Canadian general (1920–2000)

George Gray Bell, (May 24, 1920 – October 15, 2000) was a Canadian soldier, civil servant, and academic.

==Education==
Born in Toronto, Ontario, he joined the Canadian Army in 1940 and graduated from the Royal Military College of Canada in 1943.

==Career==
He served in the Royal Canadian Armoured Corps in the Netherlands and Germany. After World War II, he remained in the army serving in different positions eventually becoming a Brigadier-General. In 1972, he received a Ph.D. in International Relations from McGill University. In 1973, he became Assistant Deputy Minister to the Minister of the Treasury, Economics and Intergovernmental Affairs in the Government of Ontario. In 1976, he became Executive Vice-president and Professor of Strategic Studies at York University. He helped found and was the first President of the Canadian Institute of Strategic Studies. He was a founding director of the Canadian Institute for International Peace and Security (CIIPS) from 1984 until its dissolution in 1987.

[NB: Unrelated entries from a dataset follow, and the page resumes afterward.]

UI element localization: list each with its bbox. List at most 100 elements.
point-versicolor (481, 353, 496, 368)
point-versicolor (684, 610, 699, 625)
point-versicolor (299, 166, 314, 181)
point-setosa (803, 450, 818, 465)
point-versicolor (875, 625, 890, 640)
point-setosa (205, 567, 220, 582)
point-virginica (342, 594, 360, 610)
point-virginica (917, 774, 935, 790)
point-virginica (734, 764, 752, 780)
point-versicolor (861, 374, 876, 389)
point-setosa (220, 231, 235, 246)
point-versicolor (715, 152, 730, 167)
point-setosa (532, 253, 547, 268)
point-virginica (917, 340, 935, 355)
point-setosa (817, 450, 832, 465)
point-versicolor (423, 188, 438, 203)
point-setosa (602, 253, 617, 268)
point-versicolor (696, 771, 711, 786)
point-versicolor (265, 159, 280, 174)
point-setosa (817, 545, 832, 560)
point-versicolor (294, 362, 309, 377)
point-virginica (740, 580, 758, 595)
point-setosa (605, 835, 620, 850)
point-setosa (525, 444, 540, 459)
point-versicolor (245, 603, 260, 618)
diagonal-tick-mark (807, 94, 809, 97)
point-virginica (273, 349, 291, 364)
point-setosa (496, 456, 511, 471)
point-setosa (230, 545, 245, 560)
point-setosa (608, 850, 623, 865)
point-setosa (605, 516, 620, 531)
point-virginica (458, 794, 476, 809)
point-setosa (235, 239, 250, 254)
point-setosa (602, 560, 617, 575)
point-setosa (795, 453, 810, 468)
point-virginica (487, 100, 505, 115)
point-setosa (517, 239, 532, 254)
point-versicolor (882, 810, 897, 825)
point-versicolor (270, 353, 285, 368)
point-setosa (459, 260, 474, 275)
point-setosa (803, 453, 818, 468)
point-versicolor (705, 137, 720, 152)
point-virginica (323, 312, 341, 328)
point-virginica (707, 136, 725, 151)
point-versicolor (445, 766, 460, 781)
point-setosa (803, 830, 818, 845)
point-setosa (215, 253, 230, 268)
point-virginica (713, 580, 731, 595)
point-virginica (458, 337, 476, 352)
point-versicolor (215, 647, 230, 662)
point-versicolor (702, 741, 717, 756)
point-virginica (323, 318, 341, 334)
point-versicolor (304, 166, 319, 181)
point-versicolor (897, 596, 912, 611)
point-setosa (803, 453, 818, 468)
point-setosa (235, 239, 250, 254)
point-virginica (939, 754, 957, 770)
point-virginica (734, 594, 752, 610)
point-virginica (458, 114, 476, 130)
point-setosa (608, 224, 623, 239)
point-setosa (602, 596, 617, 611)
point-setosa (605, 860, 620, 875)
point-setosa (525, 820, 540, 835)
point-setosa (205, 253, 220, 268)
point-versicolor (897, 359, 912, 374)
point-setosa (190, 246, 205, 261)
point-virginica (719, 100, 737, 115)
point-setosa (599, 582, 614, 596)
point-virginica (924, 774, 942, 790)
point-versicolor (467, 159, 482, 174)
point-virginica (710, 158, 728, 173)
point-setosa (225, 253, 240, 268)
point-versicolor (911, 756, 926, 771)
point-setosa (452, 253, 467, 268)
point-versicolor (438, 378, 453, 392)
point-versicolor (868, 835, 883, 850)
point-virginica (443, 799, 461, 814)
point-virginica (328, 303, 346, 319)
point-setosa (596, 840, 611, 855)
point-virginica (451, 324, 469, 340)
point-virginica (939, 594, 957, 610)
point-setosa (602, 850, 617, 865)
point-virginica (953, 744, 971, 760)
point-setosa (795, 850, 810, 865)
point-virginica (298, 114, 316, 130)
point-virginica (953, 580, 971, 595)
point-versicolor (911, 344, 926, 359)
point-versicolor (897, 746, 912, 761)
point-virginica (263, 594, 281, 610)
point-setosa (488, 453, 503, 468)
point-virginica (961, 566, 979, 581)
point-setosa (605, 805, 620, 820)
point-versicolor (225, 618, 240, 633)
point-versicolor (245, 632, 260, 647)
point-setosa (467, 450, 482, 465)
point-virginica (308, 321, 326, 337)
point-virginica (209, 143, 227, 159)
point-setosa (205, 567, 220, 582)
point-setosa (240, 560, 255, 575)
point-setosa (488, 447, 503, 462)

After his retirement, he was the Honorary President of the RCAC Association. He was a senior research fellow at York University until 1996.

In 1988, he was awarded the Officer of the Order of Canada "An outstanding citizen, he has served Canada well throughout a long military career, a continuing connection with public life and the academe... [H]e has made major contributions to many organizations with the primary aim of preserving the security of Canada."

He was Honorary Colonel, Royal Canadian Dragoons. He died in Toronto, Ontario on October 15, 2000.

==Legacy==
The Canadian International Council awards the Brigadier-General George G. Bell Strategic Leadership Shield in recognition of the qualities of outstanding intellectual leadership, inspiration in strategic studies and promoting public awareness of international security interests. The Canadian International Council holds the George G. Bell Strategic Leadership Award Dinner.

The George Gray Bell fonds at York University (1964–92) consists of records documenting his career, minutes of meetings, correspondence, working papers, reports, and reference and research materials.